A few weeks ago, a New York Federal District Court sentenced Aafia Siddiqui, an MIT-trained neuroscientist, to 86 years in prison for attempted murder. The verdict, which was reported only in the regional section of the New York Times, brought large-scale protest to the streets in Pakistan, as its Prime Minister named the woman convicted of terror charges “daughter of the nation.” The peculiarity of her case aside, one thing is clear: Siddiqui’s story is only one of many in which women play victims in an epic battle over the competing sensitivities – and masculinities – that are taking only increasing hold of mainstream Western media and the Muslim world.
If Siddiqui is the daughter of a nation, she is by no means the perfect one. Although much emphasis has been placed on her role as a devoted mother, Siddiqui apparently divorced and then remarried an al-Qaeda operative without her family’s consent or knowledge. Although women in Pakistan have been killed for much less serious affronts to their “honor,” thousands have overlooked this fact, offering unqualified support to a woman they believe was detained and tortured by US officials for years.
Columnist for Dawn, Pakistan’s most widely read newspaper, Nadeem F. Paracha astutely notes that no such public outrage was made in the strikingly similar cases of Zarina Marri or Shazia Khalid. This disparity makes clear that the primary issue in such cases of violence against women is not to the crime committed, but the culprit.
What many hold to be Siddiqui’s abuse at the hands of her American captors has come to symbolize western aggression in the area. Waged through unmanned drone attacks that all but undermine direct retaliation, Pakistanis feel helpless, and have perhaps taken the side of Siddiqui as a subconscious way to map their sense of emasculation across the female figure.
But it is not just Pakistanis who are bringing gender into the game of politics. The case of Sakineh Mohammadi Ashtiani, the Iranian woman whose death by stoning is ever-imminent, has become a mainstay on the docket of news reportage which dutifully highlights the savagery of Islamic law. Charged first with committing adultery following the death of her husband and then for his murder, the case makes unsaid claims regarding the invariably invidious nature of Muslim men packaged under the pretense of a brutish moral code to western viewers for whom such an oppressive take on the institution of marriage is worse than archaic, it is abhorrent.
As if the point is to pick a side and prove the other crueler, I have heard many American Muslims combat the horrors that await Ashtiani with references to the case of Teresa Lewis, the first woman to face capital punishment in Virginia in over 100 years. Although found to be the “mastermind” behind the murder of her husband and stepson, many experts conjecture that her IQ of 72, at the borderline of mental retardation, undermines any agency she might have had in the crime for which she is taking the brunt of the blame.
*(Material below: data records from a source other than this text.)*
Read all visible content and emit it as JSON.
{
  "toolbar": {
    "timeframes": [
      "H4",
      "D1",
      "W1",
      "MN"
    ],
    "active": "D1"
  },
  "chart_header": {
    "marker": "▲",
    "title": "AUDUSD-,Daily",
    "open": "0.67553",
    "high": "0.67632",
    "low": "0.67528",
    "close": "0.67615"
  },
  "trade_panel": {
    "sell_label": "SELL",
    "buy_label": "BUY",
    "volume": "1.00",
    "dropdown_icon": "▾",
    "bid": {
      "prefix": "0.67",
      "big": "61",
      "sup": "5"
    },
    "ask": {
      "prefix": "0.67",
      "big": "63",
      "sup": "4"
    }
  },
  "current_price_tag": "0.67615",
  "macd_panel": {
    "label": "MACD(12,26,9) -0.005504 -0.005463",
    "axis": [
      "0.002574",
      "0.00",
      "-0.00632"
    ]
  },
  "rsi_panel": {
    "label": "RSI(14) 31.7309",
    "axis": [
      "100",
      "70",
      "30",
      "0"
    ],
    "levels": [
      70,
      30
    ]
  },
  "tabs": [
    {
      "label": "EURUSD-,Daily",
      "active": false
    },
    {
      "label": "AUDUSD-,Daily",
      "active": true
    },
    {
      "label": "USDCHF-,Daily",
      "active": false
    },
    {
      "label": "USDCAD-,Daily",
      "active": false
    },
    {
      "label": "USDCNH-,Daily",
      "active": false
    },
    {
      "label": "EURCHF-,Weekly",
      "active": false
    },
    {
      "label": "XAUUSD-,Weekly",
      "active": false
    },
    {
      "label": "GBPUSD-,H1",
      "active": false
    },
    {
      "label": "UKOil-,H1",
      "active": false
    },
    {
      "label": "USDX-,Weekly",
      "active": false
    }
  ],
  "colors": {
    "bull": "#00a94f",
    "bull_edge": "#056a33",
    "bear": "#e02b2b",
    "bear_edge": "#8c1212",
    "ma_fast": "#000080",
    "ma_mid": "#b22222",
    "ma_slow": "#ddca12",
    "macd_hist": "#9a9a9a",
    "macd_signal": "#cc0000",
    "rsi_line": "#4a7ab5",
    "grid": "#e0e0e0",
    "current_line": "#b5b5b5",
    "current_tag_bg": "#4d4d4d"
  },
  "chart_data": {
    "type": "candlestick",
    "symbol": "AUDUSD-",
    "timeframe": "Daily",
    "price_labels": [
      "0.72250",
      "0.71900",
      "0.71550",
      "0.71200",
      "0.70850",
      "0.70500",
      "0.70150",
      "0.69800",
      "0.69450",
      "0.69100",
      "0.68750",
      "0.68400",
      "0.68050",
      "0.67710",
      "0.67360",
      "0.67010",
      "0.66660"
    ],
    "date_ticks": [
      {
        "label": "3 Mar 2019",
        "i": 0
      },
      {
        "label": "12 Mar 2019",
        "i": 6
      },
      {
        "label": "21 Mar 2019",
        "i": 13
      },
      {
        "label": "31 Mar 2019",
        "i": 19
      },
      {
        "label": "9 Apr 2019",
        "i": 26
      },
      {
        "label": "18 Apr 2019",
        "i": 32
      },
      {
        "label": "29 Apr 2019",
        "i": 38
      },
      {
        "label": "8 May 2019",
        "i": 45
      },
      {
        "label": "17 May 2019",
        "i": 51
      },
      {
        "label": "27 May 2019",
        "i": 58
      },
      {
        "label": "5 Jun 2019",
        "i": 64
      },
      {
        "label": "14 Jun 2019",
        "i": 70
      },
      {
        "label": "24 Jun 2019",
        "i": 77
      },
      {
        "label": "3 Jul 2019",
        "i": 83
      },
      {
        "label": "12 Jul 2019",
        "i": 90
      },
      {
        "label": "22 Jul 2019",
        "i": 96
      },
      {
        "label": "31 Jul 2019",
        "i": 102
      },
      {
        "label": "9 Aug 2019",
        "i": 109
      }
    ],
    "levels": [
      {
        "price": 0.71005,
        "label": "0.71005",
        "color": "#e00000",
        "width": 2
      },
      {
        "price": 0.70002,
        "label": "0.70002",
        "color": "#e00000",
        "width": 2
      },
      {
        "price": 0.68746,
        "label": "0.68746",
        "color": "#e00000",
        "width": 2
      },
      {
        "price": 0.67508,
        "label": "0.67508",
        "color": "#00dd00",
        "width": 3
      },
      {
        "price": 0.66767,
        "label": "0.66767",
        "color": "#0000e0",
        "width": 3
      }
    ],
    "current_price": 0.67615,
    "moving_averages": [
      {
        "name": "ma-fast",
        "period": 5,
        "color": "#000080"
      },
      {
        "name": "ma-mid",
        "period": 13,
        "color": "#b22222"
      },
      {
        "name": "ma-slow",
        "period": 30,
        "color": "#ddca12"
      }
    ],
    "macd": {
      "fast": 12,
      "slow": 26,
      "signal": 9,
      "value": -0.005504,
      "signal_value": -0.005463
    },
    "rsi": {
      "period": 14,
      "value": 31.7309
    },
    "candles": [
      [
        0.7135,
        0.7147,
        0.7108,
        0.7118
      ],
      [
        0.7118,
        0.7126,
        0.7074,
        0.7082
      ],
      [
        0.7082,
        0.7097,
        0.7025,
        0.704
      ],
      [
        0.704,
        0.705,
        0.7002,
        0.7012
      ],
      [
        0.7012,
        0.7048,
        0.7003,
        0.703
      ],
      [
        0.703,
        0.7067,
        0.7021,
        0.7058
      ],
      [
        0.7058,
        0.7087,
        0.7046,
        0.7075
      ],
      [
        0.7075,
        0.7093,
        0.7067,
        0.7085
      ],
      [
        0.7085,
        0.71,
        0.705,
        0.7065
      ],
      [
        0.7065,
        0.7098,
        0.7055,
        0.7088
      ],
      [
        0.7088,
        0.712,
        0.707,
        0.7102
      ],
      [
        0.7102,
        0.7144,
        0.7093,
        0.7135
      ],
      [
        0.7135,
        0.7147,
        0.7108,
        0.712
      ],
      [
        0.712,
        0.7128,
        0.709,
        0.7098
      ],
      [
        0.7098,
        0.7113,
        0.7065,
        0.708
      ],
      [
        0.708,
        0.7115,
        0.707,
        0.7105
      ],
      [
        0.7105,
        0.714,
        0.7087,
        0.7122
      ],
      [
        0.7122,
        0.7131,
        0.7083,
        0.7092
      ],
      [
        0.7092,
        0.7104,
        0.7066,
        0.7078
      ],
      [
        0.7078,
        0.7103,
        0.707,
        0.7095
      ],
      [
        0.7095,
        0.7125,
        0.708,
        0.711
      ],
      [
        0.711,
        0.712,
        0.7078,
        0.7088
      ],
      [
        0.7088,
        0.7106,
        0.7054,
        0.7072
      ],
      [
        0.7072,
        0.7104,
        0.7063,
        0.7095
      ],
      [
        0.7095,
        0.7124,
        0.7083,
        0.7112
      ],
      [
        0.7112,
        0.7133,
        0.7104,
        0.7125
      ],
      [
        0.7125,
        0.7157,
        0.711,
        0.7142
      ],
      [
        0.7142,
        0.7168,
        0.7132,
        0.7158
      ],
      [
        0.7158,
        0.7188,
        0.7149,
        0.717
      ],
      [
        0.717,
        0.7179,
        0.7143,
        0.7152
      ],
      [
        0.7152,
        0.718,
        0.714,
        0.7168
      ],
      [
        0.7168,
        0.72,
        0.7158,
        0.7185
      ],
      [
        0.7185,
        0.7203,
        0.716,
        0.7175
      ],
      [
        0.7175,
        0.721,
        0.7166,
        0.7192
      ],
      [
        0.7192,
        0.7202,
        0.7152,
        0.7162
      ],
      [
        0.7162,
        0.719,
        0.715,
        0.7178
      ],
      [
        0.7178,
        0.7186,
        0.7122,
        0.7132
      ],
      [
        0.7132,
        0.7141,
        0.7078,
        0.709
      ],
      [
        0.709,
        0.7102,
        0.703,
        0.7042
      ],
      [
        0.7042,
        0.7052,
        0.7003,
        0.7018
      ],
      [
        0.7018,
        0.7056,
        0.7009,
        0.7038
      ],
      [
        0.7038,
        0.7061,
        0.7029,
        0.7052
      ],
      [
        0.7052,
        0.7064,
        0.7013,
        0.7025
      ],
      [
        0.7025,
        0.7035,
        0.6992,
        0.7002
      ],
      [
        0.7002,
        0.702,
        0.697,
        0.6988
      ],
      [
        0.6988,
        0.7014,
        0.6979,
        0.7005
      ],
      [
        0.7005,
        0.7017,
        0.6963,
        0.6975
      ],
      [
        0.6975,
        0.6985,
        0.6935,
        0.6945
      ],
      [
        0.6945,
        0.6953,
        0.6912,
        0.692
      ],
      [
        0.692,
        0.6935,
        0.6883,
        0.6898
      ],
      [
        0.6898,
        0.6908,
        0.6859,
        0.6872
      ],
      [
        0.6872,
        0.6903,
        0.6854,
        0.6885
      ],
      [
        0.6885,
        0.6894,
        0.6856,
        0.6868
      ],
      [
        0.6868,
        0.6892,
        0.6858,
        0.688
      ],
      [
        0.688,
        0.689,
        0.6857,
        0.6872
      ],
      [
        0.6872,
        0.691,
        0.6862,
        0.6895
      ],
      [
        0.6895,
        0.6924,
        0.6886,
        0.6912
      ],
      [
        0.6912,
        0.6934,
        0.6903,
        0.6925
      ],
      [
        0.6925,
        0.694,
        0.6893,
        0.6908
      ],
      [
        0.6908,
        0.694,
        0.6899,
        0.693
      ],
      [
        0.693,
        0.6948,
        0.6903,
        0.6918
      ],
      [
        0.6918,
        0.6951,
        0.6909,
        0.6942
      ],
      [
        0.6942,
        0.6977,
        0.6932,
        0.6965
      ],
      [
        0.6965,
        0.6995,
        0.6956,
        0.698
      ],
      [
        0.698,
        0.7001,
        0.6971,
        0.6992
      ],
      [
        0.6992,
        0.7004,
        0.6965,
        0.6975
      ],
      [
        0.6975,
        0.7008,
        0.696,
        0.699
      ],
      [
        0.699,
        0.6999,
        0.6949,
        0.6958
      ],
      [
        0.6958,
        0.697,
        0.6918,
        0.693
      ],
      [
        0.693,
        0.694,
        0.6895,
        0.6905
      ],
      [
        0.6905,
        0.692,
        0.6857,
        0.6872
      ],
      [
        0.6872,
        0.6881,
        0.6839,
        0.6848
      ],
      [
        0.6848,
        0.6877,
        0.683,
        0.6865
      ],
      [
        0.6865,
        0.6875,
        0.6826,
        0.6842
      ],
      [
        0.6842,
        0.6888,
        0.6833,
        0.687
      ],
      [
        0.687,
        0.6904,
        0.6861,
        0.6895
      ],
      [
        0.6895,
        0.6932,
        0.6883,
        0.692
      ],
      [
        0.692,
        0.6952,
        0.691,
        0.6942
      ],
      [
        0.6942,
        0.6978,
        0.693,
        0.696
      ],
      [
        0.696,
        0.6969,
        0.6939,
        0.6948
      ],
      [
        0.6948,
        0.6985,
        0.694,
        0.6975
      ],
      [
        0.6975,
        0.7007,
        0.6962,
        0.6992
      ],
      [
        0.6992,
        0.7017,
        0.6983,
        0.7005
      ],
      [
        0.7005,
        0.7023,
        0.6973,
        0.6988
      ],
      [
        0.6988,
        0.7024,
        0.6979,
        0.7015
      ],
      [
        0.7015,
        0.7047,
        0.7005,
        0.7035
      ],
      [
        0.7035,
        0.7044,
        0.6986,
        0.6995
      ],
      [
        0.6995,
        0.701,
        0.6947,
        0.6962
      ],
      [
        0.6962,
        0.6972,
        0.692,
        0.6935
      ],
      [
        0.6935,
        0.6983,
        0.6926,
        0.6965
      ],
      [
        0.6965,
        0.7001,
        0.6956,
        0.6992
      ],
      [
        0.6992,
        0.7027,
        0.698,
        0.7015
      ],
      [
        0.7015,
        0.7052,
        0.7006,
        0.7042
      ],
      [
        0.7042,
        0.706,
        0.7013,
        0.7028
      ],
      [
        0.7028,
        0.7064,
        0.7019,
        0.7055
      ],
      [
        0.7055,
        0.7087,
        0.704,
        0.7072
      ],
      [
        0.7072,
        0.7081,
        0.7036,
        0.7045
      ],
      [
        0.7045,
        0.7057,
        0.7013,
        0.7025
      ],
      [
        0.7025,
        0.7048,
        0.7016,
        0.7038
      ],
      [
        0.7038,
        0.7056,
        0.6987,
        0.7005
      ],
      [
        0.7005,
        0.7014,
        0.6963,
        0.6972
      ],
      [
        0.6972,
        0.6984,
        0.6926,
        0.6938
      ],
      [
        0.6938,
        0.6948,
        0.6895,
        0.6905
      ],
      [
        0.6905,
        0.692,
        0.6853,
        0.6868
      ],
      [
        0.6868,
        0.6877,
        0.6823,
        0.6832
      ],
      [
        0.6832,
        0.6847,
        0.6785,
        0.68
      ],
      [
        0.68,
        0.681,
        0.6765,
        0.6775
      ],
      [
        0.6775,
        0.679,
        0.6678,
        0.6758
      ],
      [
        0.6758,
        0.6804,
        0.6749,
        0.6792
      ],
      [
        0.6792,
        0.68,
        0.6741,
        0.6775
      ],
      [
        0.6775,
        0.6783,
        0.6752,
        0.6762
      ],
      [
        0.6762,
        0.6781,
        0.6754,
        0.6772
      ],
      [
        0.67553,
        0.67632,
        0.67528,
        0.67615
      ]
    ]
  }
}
As heartrending as each of these cases are, our responses to them should give us pause. Playing in to the notion of a “clash of civilizations,” it is becoming increasingly clear that female victims are wielded as the weapon of choice in ideological battles over the very concept of humanity. The focus of these accounts are drawn deliberately to expose callous criminal proceedings and lay blame with no recourse to aid obvious victims or reform unfair systems of justice. Even worse, the competition is squarely in the arena of machismo, as each side alleges the other unfit to maintain the status of women – with little to no regard for what the victimized “weaker sex” might want for itself.
In the Muslim world, this emotive issue is divulging into terms closely tied to the rhetorical justifications of colonialism, which saw the subjected male as effeminate and child-like to justify a never-ending mandate for a “civilizing mission” which is detailed in Ashis Nandy’s The Intimate Enemy, a landmark work on the topic. Nowhere is this recent trend better evidenced than in Time Magazine’s unforgettable cover photograph of an Afghan woman whose nose and ears were cut off as punishment for trying to escape abusive in-laws. This shock-and-awe approach is aimed directly at readers who remain skeptical about American designs in an unending War on Terror. Showcasing this truly unstomachable portrait beside the a headline which slyly inquires, “What happens if we leave Afghanistan?” provides an implied equation between women’s liberation and western occupation, as if gender-based violence will recede only through the continued presence of western forces. As if “we” need to protect “them” from their own devices, while willfully forgetting our own highly imperfect track record in domestic abuse.
Indeed, either side is proving all too quick to string together incidents of female oppression that will bolster its own claims. Caught in the crossfire of this battle for hearts and minds waged in the most paternalistic and patriarchic of ways, women are seen invariably as victims. Such tales have uniformly dressed all women in the age-old garb of damsel in distress, woefully awaiting a savior to prove himself more adept than an arch-nemesis at protecting his idea of her honor.
Beenish Ahmed recently completed an MPhil in Modern South Asian Studies at the University of Cambridge through a Fulbright Scholarship to the United Kingdom. She is an award-winning writer, freelance journalist, and social justice activist.